The grey scale gives an interesting interpretation of light. I must admit that I do miss the vibrancy of the colour in this wonderful setting.

Much prefer the reading in conjunction with colour photos. This is a bit pretty but a little dull.

Thanks, Robb, Joyce, Aleppo. Exactly the sorts of reaction I wanted to hear. When the color goes away, what is left? And what are we trying to show/emphasize? If it's the vibrant beauty of the garden, then the color is necessary. If it's a feeling, an emotion, the color may heighten it or obscure it. I was especially interested in the forms of things I saw that day - texture, shape, contrasts - and how motion through that sculptural landscape was provided mainly by the animals and by water. Color didn't have much to do with it. But sometimes when you pare too much away, the effect is simply dull for most people.

Anybody else have a reaction?

Just to clarify: by reading, I meant your audio file in conjunction with the pictures and text. That was excellent; I enjoyed having my pace forcibly slowed.

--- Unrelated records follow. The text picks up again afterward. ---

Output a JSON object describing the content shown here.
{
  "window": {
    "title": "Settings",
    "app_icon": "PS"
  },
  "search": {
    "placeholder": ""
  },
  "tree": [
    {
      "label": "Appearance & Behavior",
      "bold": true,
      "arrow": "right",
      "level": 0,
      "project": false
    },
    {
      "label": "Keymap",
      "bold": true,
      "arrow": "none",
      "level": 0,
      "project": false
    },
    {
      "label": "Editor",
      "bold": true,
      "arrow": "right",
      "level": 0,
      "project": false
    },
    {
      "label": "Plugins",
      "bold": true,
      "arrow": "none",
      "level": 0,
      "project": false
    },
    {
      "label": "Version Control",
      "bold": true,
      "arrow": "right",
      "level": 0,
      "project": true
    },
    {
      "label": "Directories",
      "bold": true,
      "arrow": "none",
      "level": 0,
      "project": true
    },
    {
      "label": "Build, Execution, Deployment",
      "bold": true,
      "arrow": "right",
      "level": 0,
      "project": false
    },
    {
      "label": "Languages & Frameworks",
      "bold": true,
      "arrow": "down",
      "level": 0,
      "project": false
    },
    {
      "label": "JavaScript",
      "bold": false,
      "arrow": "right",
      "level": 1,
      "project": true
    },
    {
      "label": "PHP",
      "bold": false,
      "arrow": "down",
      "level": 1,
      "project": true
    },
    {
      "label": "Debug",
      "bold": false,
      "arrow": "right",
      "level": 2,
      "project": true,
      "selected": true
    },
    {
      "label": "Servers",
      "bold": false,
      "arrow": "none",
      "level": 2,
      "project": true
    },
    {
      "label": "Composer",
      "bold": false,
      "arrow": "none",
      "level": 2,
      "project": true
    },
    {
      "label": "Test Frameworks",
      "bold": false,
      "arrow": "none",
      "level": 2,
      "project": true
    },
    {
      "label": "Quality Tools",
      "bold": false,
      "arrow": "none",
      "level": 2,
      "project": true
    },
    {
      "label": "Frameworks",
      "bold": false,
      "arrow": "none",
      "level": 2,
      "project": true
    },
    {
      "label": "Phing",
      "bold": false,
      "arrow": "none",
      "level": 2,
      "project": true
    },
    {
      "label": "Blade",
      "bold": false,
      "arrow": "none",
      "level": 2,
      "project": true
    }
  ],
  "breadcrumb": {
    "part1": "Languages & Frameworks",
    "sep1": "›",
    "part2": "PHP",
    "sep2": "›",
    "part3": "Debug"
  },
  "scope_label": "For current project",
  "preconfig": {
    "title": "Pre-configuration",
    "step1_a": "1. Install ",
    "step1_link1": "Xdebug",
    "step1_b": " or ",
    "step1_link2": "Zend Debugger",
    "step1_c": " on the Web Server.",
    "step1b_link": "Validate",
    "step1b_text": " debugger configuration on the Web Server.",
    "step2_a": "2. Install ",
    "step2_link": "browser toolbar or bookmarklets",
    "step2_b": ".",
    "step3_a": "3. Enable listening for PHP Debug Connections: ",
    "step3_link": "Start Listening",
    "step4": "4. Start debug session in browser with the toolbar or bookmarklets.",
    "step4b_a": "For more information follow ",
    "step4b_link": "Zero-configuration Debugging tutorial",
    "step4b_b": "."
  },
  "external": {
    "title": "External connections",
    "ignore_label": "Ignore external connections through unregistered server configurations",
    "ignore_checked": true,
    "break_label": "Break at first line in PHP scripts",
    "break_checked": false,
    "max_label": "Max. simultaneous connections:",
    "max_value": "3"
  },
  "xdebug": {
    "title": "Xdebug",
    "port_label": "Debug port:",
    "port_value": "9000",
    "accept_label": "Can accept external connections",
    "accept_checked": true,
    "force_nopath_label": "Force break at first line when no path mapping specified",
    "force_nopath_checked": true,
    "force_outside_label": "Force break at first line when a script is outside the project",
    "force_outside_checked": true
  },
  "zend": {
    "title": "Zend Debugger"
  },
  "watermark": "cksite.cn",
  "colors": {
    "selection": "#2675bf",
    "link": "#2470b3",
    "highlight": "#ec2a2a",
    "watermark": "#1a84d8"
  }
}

Here's why gray-scale and music work for me: (I'm astonished at your central perspective, because it was the favorite garden perspectives of Craig C.'s dad, and, therefore, of Craig C., and therefore of yours truly)....Gray-scale means that it lives in memory - Christopher Parkening, my life as a professional violinist (especially in Santa Fe), -40 degree winds in the winter in Montreal, the Botanical Garden, the hidden shade-garden path where Craig said I could meet him again after he was gone. Gray-scale and music are "unitive", at least for me. When I get my passport, I'll be in that teahouse and on that garden path, I can tell you for sure.

Thanks so very much, Beth.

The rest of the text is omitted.